Muito se tem dito e escrito sobre a realização da Sessão Parlamentar comemorativa do 25 de abril: compara-se a Assembleia da República aos supermercados, criticam-se os privilégios dos políticos por organizarem uma festa depois de terem impedido a festa da Páscoa, exige-se que o exemplo de confinamento seja dado pelos Deputados. Estes são apenas alguns dos argumentos que vão circulando pelo submundo das redes sociais, onde se lamenta a proibição de todas as cerimónias religiosas públicas, a proibição de cerimónias fúnebres alargadas, a proibição de manifestações culturais e desportivas coletivas, a proibição de ajuntamentos de pessoas nas ruas, a imposição de limites apertados de lotação nas lojas, as viagens em grupo, etc. Creio que não é necessário lembrar as circunstâncias em que estamos a viver estes dias, em que a sociedade, devido a uma pandemia, está privada de um dos mais elementares direitos: o direito à liberdade. E, por muito que nos custe, este é o único remédio disponível.

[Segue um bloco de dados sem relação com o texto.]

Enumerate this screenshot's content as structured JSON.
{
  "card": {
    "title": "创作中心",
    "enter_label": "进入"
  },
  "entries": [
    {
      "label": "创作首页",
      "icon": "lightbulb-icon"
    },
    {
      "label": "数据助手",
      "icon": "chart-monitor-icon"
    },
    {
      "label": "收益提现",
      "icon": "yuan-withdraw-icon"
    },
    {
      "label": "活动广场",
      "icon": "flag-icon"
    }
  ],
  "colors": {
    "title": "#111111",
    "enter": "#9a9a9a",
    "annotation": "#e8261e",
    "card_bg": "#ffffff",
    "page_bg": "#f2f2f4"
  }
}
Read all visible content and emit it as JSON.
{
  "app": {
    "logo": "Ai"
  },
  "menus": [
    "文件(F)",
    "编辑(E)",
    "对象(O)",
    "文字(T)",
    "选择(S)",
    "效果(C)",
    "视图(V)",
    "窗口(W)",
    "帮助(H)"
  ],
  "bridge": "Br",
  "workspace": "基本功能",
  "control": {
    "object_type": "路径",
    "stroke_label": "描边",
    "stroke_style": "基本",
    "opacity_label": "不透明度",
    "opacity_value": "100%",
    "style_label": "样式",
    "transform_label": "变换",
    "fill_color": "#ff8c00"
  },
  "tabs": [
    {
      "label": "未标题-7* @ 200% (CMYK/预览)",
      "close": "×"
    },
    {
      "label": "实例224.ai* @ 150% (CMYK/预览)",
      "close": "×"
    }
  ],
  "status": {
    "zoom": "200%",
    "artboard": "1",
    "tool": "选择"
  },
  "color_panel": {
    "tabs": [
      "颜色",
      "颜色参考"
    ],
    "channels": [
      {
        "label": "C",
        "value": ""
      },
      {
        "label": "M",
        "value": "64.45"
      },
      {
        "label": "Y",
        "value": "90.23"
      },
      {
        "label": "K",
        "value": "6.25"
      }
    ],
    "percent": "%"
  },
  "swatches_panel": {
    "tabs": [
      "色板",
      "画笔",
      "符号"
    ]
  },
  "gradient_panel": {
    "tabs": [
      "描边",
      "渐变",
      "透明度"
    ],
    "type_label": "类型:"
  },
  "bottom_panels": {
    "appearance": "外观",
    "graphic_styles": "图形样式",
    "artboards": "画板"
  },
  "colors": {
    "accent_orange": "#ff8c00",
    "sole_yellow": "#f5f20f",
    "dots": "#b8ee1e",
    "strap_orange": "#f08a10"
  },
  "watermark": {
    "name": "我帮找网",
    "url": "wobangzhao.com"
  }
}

É precisamente pelo direito à liberdade que as comemorações do 25 de abril devem ter lugar. A sessão comemorativa do 25 de abril integra a agenda dos trabalhos parlamentares e é uma das mais importantes de cada Sessão Legislativa. Realizar-se-á este ano recorrendo à metodologia que tem sido utilizada ao longo das últimas semanas e que tem permitido que o Parlamento continue a funcionar, aprovando não só a imposição e renovação do Estado de Emergência, mas também outras medidas legislativas fundamentais para manter o país em funcionamento.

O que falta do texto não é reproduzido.